Device aliases, also called device names, are short names associated with I/O adapters in an I/O subsystem.

For example, network uplinks have aliases such as vmnic0, vmnic1, and so on. SCSI adapter objects in the storage subsystem and graphics device objects also have aliases. A hardware device can be presented as multiple I/O adapters in the I/O subsystem. The I/O adapters can be of a different type from the underlying physical device. For example, an FCoE device is a storage I/O adapter that uses NIC hardware. Software iSCSI is a storage adapter using the network stack at the IP layer. Therefore, in the ESXi native driver model, aliases formally refer only to I/O adapters, and not to physical devices such as a PCI NIC or a PCI HBA.

Device Alias Assignment

A stateless ESXi deployment model is one where the ESXi host is not installed on hard disks, and is typically booted by using PXE. A stateful ESXi deployment model is one where the ESXi host is installed on local hard disks. Device alias assignment occurs during a stateless ESXi boot or a fresh installation of stateful ESXi. The ESXi host assigns aliases to I/O adapters in an order which is based on the underlying hardware enumeration order. The ESXi host assigns aliases first to on-board devices and then to add-in cards based on slot order. The ESXi host cannot assign aliases to absent devices or devices without supported drivers.

Аn uplink that uses a NIC that is built into the motherboard receives a vmnicN alias with lower number compared to an uplink of a PCI add-in card. The NIC driver might register more than one uplink. If one of the uplinks does not correspond to an enumerable hardware device, the ESXi host assigns the next available alias to the uplink after the uplink is registered with the system.

Persistence of Device Alias Configuration

After the ESXi host assigns aliases, alias configuration is persisted. The ESXi host attempts to keep the alias of each device the same regardless of the ESXi version updates, or hardware changes, such as adding or removing devices from slots.

The persistence of the alias configuration depends on the deployment model.
  • In stateful systems, the alias configuration is persisted locally on the host.
  • In stateless systems, if you do not manage the stateless system by using host profiles, the alias configuration is not persisted locally on the host.
  • In stateful and stateless systems that you manage by using host profiles, the alias configuration is persisted in the host profile. If you apply a host profile to a stateful host, the host profile overrides any locally persisted alias configuration.

Changes in the Device Alias Configuration

The persistence of alias configuration is based on the bus addresses of devices. If the bus address of a device is altered, the persisted alias configuration becomes inapplicable and the aliases assigned to the device might change.

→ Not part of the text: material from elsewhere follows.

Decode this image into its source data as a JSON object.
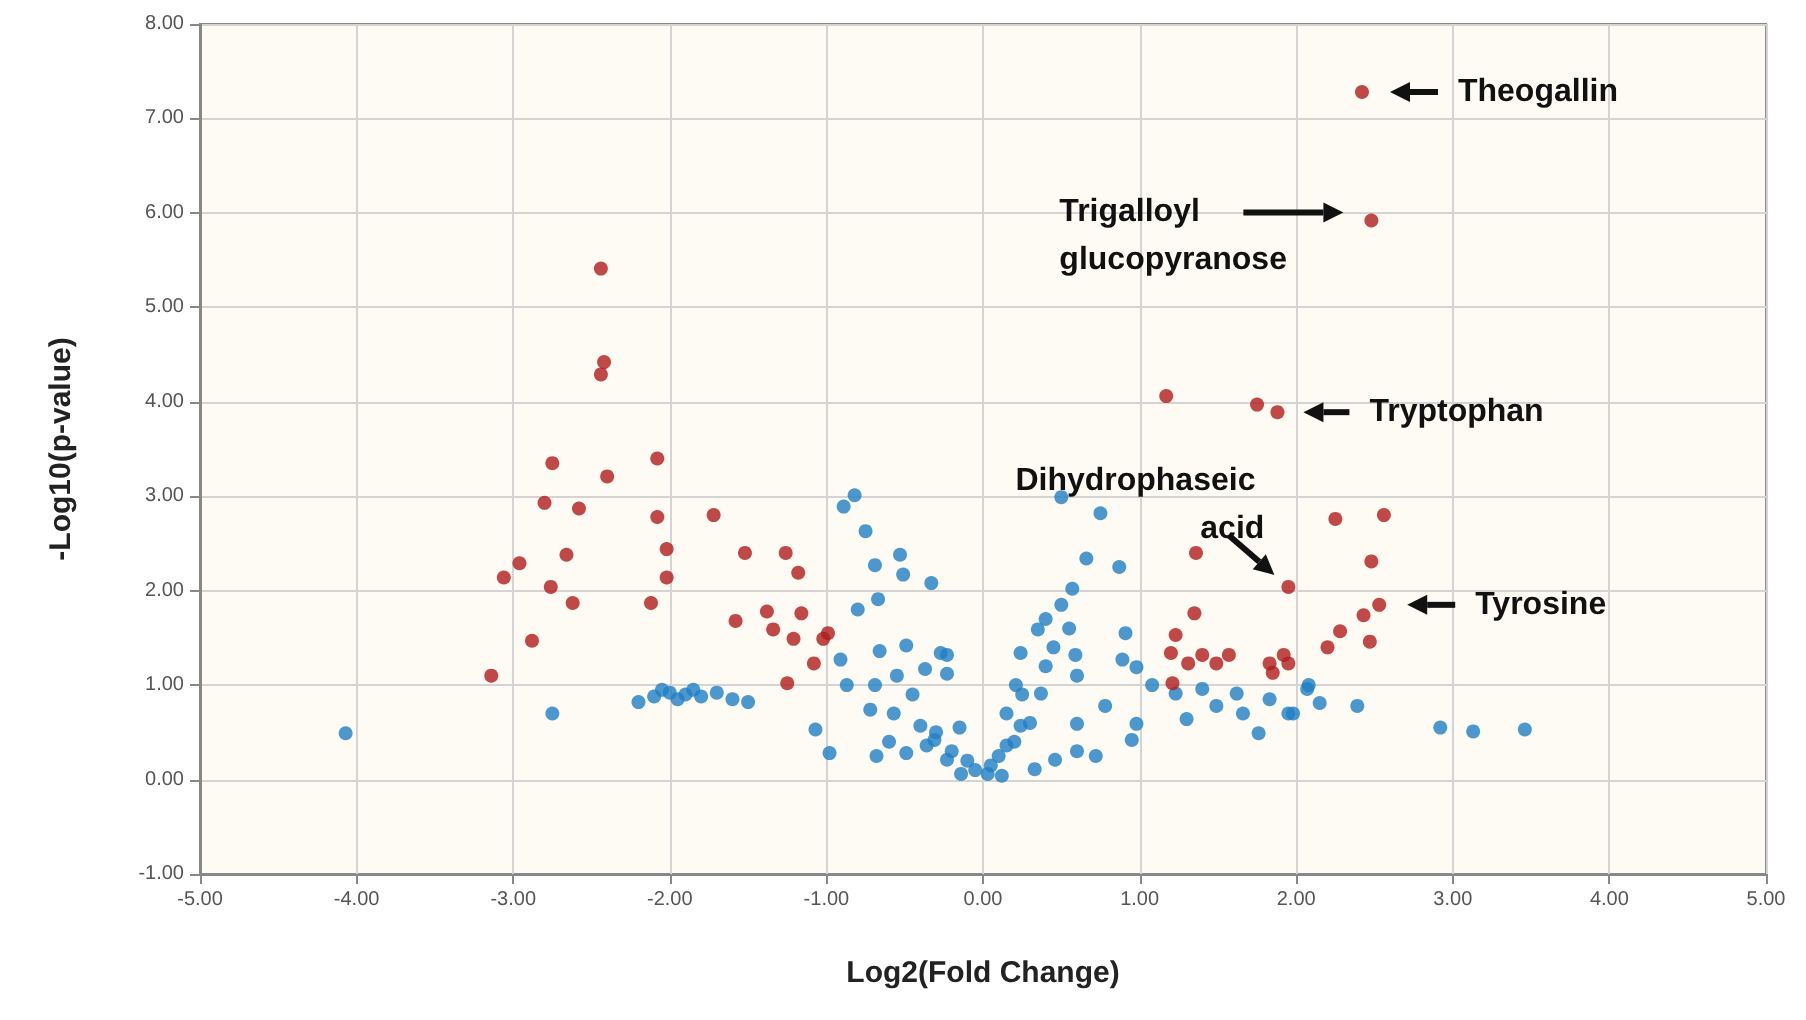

Changes in the device alias configuration might occur in the following cases:
  • A driver upgrade might enumerate or present an I/O adapter differently to the system compared to how the I/O adapter is presented before the driver upgrade.
  • A stack upgrade might result in changes to parts of a multi-module driver setup, or to the ESXi I/O stack that supports a multi-module driver.
  • BIOS or device firmware upgrades might lead to incomplete port or slot information.
  • Changes in the slot position of a device.
Note: If you remove a device from the system, the alias configuration of the I/O adapters of the device is removed. If you add the same devices back to the system later, the I/O adapters of the device might not receive their previous aliases.

Device Alias Configuration in ESXi Clusters

Initial alias configuration is the same across a cluster of identical systems. However, even on a cluster that is considered homogenous, small differences in hardware or firmware might result in differences in the alias configuration between hosts.

Differences in the processing order during driver binding can also result in differences in alias configuration. For example, a NIC driver registers two uplinks, uplink-1 and uplink-2, for two ports of the same PCI device, where one of the ports is not hardware enumerable by the system. Timing changes in the order of registration of the uplinks might result in differences in how the ESXi hosts assign aliases to the uplinks. One ESXi host might assign the hardware-based alias to uplink-1, and another ESXi host might assign the hardware-based alias to uplink-2.

To match alias configuration across homogeneous hosts, you can use host profiles. The Device Alias Configuration host profile applies alias configuration to an ESXi host by mapping devices in the alias configuration to the ESXi host devices. The mapping operation is based on the hardware information sources that are used as the basis for initial alias assignment. For more information about information sources used for alias assignment, see the Knowledge Base article KB 2091560.

The Device Alias Configuration host profile also flags errors, for example, when a device is present in the host profile but not present on the host.

A heterogenous cluster does not have the same default alias configuration across its hosts. Due to the differences between the devices, a host profile cannot be applied cleanly.